Our winter hardly arrived till almost the middle of January, so we cannot really complain! When it did come, it was actually quite cold and windy, and I could, for a few days, see the snow creeping down the Albères. Last Thursday was, (so far), the climax with a biting wind straight off the snowbound Pyrenees, or so it felt. I was told (and have not checked) that at Port Bou and Cap Béar, the windspeed reached 173 km per hour, which even with my maths, is over 100 mph. It was certainly violently gusty, and although it eased a little in the later afternoon when I decided I would, after all, go to choir in Sorede, the lorries on the motorway were still static, lined up as far as the eye could see - apart, that is from those who actually wanted to join the motorway at Le Boulou and were slowly going around all the roundabouts, wondering what to do!
The strange thing about the cold weather was that it coincided with some of the signs of the end of winter, if not actually the coming of spring. The very first mimosa has been in bloom for a week or two, as have the quinces; I love that bright, deep, almost petrol colour. Hazel catkins were in full bloom, too, almost butter-yellow beside one of the paths I walk. And now that we have had a few warmer days, things seem to have started moving quite quickly in the garden; today I found a few crocuses in bloom, I can see hyacinths emerging, and one white Lenten Rose has a good, visible bud, almost open.
As far as the birds are concerned, it has been fairly quiet; before the cold snap, I was hearing wryneck while I was out walking, but since the colder weather came, they seem to have been silent - maybe they have gone further south for a while. I have had the usual tits, chaffinches and robins around the feeder, and from the famous vantage point of the kitchen sink, I recently watched a black-capped warbler moving around the hedge. Try as I would I could not see whether it had a red eye, but it certainly looked very jaunty for a black-cap, and I am tempted to believe it was a Sardinian.
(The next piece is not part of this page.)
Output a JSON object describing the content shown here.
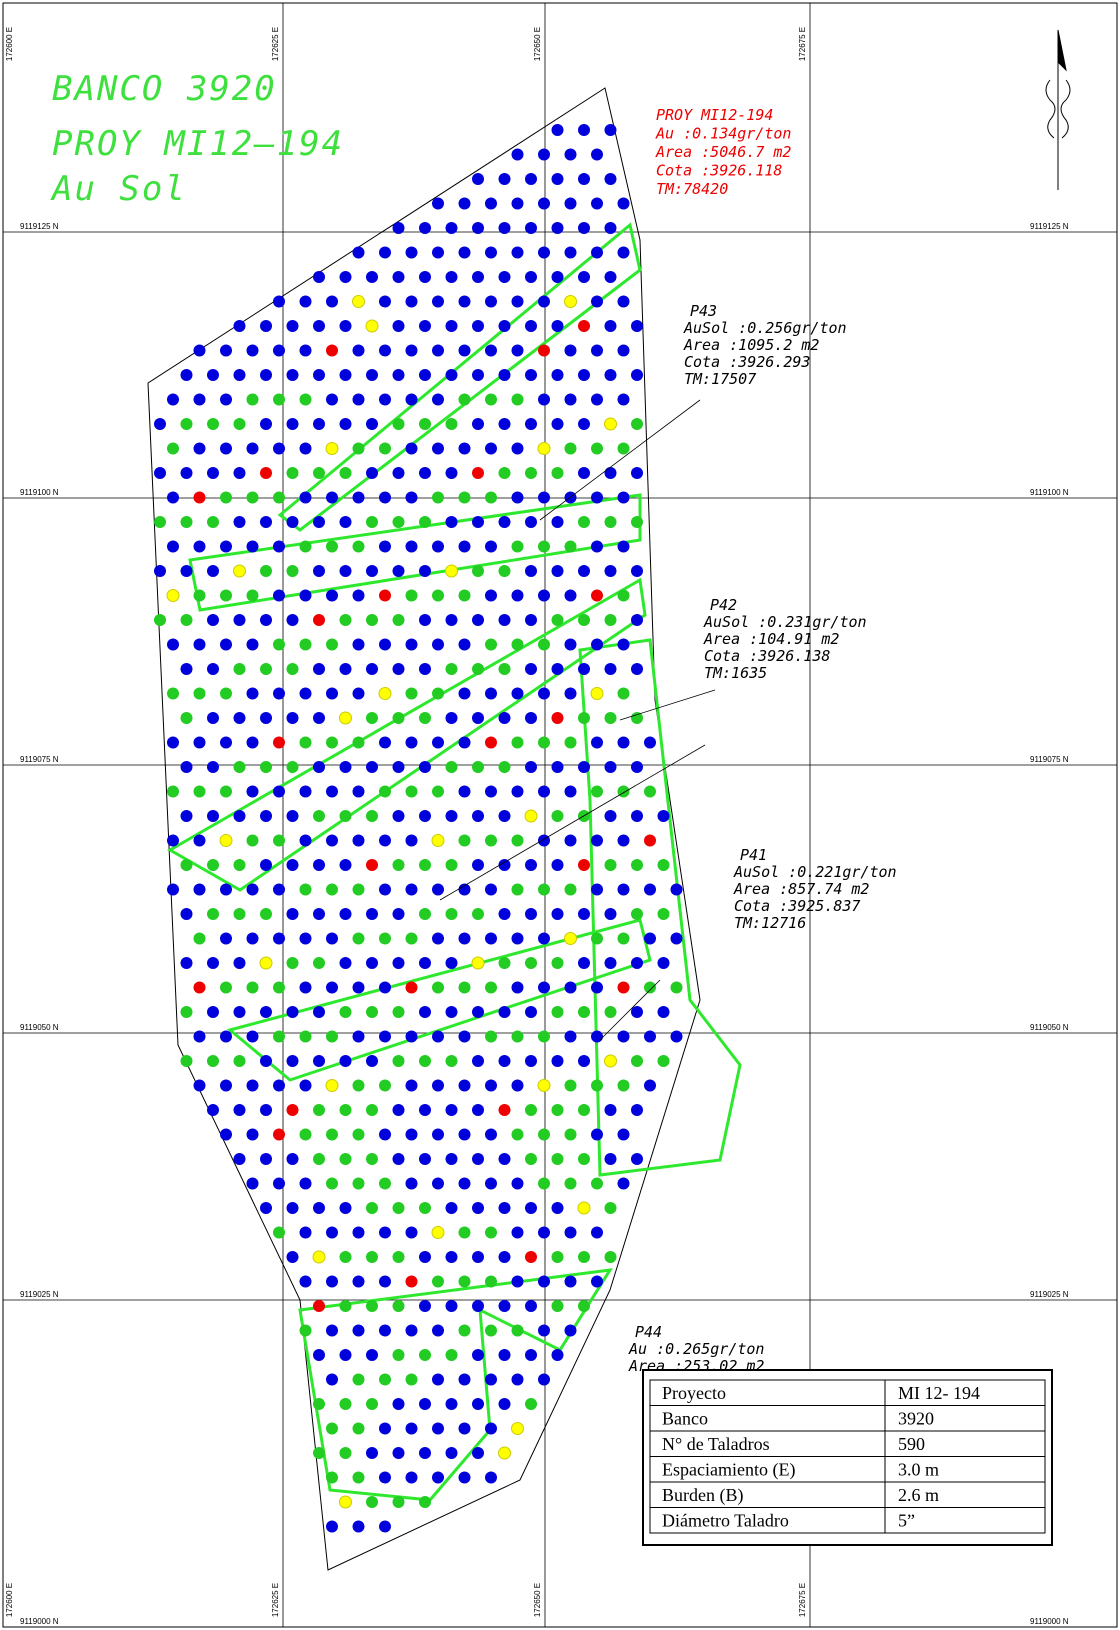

Now I am returning to Britain for three weeks, and I have given myself an unusual, small task; I want to see if I can find in the UK a more grammatical and philosophical piece of graffiti than one which adorns the side of an old roadman's hut beside a quiet, very rural byway close to home. It reads: " De quoi seront faits nos rèves quand on aura tout? If you find one to equal or beat that, please send it in!